Université de Franche-Comté

Musées connectés à la recherche

À l’image de l’art et de la science, dont les chemins souvent se croisent, les musées et la recherche ont beaucoup à partager. L’Arc jurassien franco-suisse ne manque pas d’exemples de collaborations…

 

Laténium

Collections muséales sources de renouveau scientifique

 

Espace des Celtes de La Tène © Laténium – Romain Do

Si le sol de Bibracte et ses dizaines d’hectares n’ont pas fini de livrer tous leurs secrets, d’autres sites semblent aujourd’hui épuisés. C’est le cas de La Tène dans le canton de Neuchâtel, dont le nom a été donné, en Europe, à la période archéologique (450 à 25 av. J.C.) également connue sous celui de Second âge du fer. Découvert en 1857, riche d’objets et de matériaux extrêmement bien conservés, le site de La Tène a permis de caractériser une civilisation celtique alors à son apogée, devenant même son étalon de référence. Célèbre au point d’avoir été la cible de nombreux pillages, le site a fait l’objet d’une énorme opération de fouilles systématiques conduites par l’Etat de Neuchâtel, avec le soutien de la Confédération suisse : le bras fossile de la rivière qui était l’écrin des trésors de La Tène est entièrement vidé en 1917, au terme de dix ans de travaux.

Au cours des décennies suivantes, les spécialistes ne manquent pas de déplorer l’insuffisance des données scientifiques qui ont accompagné l’opération. Les informations sont lacunaires, les objets dispersés à travers le monde et le site vidé de toute substance archéologique… Cette histoire, c’est Marc-Antoine Kaeser qui la raconte, et qui va contribuer à la poursuivre grâce à un rebondissement scientifique heureux.

Pour en savoir plus… Marc-Antoine Kaeser, La Tène, lieu de mémoire. Aux origines de l’archéologie celtique, Hauterive, Laténium, 2022

Enseignant-chercheur en archéologie pré- et protohistorique à l’université de Neuchâtel, Marc-Antoine Kaeser est aussi directeur du Laténium, musée d’archéologie neuchâtelois de réputation internationale, qui, comme son nom le laisse deviner, est en grande partie dédié à La Tène et à ses découvertes.

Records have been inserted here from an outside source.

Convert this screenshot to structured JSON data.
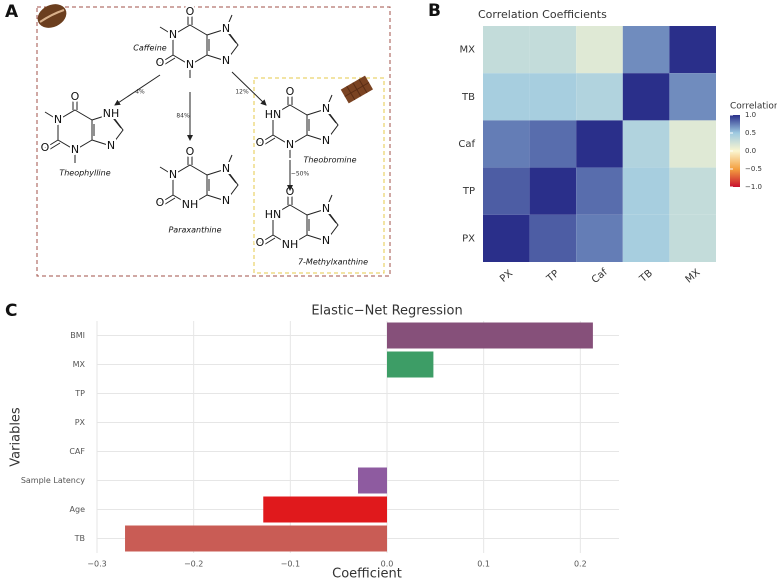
{
  "panel_labels": [
    "A",
    "B",
    "C"
  ],
  "diagram": {
    "molecules": [
      {
        "name": "Caffeine",
        "atoms": [
          "O",
          "N",
          "O",
          "N",
          "N",
          "N"
        ]
      },
      {
        "name": "Theophylline",
        "atoms": [
          "O",
          "N",
          "O",
          "N",
          "NH",
          "N"
        ]
      },
      {
        "name": "Paraxanthine",
        "atoms": [
          "O",
          "N",
          "O",
          "NH",
          "N",
          "N"
        ]
      },
      {
        "name": "Theobromine",
        "atoms": [
          "O",
          "HN",
          "O",
          "N",
          "N",
          "N"
        ]
      },
      {
        "name": "7-Methylxanthine",
        "atoms": [
          "O",
          "HN",
          "O",
          "NH",
          "N",
          "N"
        ]
      }
    ],
    "arrows": [
      {
        "label": "4%"
      },
      {
        "label": "84%"
      },
      {
        "label": "12%"
      },
      {
        "label": "~50%"
      }
    ]
  },
  "chart_data": [
    {
      "type": "heatmap",
      "title": "Correlation Coefficients",
      "x": [
        "PX",
        "TP",
        "Caf",
        "TB",
        "MX"
      ],
      "y": [
        "MX",
        "TB",
        "Caf",
        "TP",
        "PX"
      ],
      "values": [
        [
          0.3,
          0.3,
          0.15,
          0.7,
          1
        ],
        [
          0.45,
          0.45,
          0.4,
          1,
          0.7
        ],
        [
          0.75,
          0.8,
          1,
          0.4,
          0.15
        ],
        [
          0.85,
          1,
          0.8,
          0.45,
          0.3
        ],
        [
          1,
          0.85,
          0.75,
          0.45,
          0.3
        ]
      ],
      "legend_title": "Correlation",
      "clim": [
        -1,
        1
      ],
      "colorscale": [
        "#c8102e",
        "#f4a040",
        "#fbf6d0",
        "#9ecae1",
        "#2a2f8a"
      ],
      "colorbar_ticks": [
        {
          "value": 1,
          "label": "1.0"
        },
        0.5,
        {
          "value": 0,
          "label": "0.0"
        },
        {
          "value": -0.5,
          "label": "−0.5"
        },
        {
          "value": -1,
          "label": "−1.0"
        }
      ]
    },
    {
      "type": "barh",
      "title": "Elastic−Net Regression",
      "xlabel": "Coefficient",
      "ylabel": "Variables",
      "categories": [
        "BMI",
        "MX",
        "TP",
        "PX",
        "CAF",
        "Sample Latency",
        "Age",
        "TB"
      ],
      "values": [
        0.213,
        0.048,
        0,
        0,
        0,
        -0.03,
        -0.128,
        -0.271
      ],
      "colors": [
        "#86507a",
        "#3d9d66",
        null,
        null,
        null,
        "#8e5ba0",
        "#e0191c",
        "#c95c55"
      ],
      "xlim": [
        -0.3,
        0.24
      ],
      "xticks": [
        {
          "value": -0.3,
          "label": "−0.3"
        },
        {
          "value": -0.2,
          "label": "−0.2"
        },
        {
          "value": -0.1,
          "label": "−0.1"
        },
        {
          "value": 0,
          "label": "0.0"
        },
        0.1,
        0.2
      ],
      "grid": true
    }
  ]
}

En 2003, à la faveur d’une fouille préventive, les archéologues ont enfin l’occasion de réinvestir le site abandonné. « Grâce à de nouvelles méthodes et technologies, il a été possible d’identifier les niveaux chronologiques d’occupation, et d’apporter enfin les éléments de contexte qui manquaient pour interpréter les anciennes découvertes. Les sondages réalisés par Gianna Reginelli Servais ont révélé quelques lambeaux de couches archéologiques oubliés, qui, à la manière de la pierre de Rosette de Champollion, ont servi de clé de compréhension pour des objets dégagés il y a un siècle et plus. »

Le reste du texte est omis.